Widzę że trafiłem na forum gdzie zebrało sporo mądrali, którzy tylko czekają żeby naśmiewać się i dokopać komuś kto może mniej od niektórych "Eisteinów" wie o fotografii i wcale się z tym nie kryje. Chyba fajnie się przy tym czujecie - fakt Wasze EGO idzie w górę. Jednak zauważcie koledzy że wszystkich rozumów nie zjedliście, a może znajdzie się ktoś - pewnie wielu takich jest, którzy nie mają żadnego doświadczenia w używaniu lustrzanki jako kamery tak jak ja i dla nich mój post będzie w jakimś stopniu użyteczny.

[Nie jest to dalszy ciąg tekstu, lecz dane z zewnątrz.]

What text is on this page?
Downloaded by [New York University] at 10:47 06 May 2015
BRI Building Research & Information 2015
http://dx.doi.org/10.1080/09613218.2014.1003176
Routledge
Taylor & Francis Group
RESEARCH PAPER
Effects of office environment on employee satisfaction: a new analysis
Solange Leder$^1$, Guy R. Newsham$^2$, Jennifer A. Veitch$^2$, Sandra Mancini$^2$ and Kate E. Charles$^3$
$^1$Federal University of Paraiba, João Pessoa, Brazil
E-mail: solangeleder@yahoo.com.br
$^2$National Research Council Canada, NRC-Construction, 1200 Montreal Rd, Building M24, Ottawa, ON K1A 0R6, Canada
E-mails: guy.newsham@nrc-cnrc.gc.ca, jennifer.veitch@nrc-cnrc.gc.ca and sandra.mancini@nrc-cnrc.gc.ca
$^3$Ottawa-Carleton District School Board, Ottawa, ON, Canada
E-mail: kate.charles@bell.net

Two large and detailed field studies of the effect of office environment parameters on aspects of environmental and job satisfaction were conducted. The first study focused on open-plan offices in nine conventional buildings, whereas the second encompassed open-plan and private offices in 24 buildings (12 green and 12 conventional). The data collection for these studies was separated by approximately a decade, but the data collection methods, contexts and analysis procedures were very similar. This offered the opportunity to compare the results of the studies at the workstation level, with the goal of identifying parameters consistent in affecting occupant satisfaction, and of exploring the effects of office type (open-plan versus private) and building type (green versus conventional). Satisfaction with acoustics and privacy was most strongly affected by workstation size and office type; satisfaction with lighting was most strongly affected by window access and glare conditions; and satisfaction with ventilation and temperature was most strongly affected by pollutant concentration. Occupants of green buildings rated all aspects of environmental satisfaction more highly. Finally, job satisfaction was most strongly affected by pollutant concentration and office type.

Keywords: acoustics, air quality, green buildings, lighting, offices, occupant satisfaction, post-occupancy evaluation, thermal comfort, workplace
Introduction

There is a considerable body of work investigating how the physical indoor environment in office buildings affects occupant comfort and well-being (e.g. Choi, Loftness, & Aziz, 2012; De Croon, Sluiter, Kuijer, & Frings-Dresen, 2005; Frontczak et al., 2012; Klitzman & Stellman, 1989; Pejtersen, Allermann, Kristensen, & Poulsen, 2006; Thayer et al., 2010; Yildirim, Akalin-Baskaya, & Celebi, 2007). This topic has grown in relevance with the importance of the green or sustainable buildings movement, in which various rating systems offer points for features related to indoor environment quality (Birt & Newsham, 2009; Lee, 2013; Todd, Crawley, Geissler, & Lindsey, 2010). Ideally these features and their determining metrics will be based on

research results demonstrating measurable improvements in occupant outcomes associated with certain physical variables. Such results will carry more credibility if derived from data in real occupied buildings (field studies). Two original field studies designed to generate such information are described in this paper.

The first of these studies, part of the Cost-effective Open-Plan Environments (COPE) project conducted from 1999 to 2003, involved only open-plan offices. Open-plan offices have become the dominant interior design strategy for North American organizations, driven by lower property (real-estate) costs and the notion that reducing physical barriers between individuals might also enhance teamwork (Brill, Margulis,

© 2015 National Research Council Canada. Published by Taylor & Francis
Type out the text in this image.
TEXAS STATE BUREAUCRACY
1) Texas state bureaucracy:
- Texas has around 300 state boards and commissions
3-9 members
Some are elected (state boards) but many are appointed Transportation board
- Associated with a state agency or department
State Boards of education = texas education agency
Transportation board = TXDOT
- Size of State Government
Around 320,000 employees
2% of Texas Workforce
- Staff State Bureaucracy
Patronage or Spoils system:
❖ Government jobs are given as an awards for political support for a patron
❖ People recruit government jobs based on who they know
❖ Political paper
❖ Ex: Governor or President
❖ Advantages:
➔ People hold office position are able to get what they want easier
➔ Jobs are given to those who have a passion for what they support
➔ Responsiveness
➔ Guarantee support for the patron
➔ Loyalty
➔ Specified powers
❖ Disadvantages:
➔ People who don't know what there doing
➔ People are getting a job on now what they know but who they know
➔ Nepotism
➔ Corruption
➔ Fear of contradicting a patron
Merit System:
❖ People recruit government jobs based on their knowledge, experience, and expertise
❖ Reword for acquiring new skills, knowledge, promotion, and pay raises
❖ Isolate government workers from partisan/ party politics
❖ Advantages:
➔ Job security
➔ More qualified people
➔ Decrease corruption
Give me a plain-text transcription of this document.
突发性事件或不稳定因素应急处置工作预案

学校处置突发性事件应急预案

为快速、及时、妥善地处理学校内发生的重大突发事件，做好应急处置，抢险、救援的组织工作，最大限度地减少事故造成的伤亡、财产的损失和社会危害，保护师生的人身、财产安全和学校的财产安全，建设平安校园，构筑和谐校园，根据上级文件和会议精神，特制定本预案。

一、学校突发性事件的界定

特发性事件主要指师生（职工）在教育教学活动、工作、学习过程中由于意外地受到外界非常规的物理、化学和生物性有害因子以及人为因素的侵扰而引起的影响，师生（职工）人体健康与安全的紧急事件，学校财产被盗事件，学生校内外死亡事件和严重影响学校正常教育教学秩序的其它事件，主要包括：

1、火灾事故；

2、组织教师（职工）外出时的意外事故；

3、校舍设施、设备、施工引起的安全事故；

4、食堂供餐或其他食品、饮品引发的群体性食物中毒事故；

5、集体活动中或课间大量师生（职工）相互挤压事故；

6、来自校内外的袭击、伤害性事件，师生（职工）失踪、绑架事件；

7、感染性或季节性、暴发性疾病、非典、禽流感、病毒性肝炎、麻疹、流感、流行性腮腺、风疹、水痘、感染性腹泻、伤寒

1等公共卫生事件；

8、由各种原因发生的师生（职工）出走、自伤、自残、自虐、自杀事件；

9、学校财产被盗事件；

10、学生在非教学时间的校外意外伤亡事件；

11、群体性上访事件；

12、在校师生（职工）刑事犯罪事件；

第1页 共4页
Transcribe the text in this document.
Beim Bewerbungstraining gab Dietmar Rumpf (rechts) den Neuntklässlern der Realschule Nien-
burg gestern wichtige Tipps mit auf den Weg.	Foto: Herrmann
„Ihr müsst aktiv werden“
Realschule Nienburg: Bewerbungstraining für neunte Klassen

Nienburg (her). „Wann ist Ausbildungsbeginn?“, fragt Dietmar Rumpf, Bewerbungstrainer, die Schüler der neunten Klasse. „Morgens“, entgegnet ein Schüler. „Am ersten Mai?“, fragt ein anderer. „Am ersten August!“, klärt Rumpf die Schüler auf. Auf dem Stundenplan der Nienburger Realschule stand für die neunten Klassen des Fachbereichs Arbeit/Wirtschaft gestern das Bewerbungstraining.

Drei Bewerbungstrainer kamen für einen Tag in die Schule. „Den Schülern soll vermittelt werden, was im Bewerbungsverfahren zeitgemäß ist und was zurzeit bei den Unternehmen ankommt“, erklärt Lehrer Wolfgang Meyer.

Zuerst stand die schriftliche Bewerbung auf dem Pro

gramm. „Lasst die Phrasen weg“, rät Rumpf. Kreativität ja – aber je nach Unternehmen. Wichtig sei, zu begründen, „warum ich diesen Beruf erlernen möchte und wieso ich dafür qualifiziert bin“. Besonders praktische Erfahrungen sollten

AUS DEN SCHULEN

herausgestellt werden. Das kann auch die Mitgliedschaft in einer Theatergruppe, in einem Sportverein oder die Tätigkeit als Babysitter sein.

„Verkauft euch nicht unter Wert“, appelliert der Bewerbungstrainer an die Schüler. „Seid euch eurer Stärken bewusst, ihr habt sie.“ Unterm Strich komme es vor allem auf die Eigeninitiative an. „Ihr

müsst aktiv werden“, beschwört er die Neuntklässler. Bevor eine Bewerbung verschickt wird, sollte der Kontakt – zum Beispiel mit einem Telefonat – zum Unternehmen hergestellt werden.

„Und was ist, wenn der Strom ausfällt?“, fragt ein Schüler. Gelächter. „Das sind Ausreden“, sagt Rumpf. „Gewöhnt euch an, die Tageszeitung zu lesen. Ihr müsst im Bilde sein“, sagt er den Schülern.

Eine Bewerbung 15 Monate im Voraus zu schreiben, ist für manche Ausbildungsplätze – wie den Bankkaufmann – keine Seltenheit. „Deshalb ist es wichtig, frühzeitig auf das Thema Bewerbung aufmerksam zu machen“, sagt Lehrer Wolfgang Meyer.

Co do szumów w wizjerze, kolego trampek, jako "forumowy mądrala" - trafne określenie - na pewno wiesz że jest to masę kolorowych kropeczek, szczególnie czerwonych i przy max ISO 102400 w C1MIV te wspomniane kropeczki widać gołym okiem nawet na wizjerze, bo nie wiem czy wiesz że C1MIV ma bardzo dobry wizjer. Co do szumów (tych kropeczek) nie czepiam się że są. Po prostu stwierdzam fakt. Przy tak kosmicznym ISO (czytaj czułość) to żadna niespodzianka.
Nie ma co, fajna rzeczowa dyskusja.
Pozdrawiam.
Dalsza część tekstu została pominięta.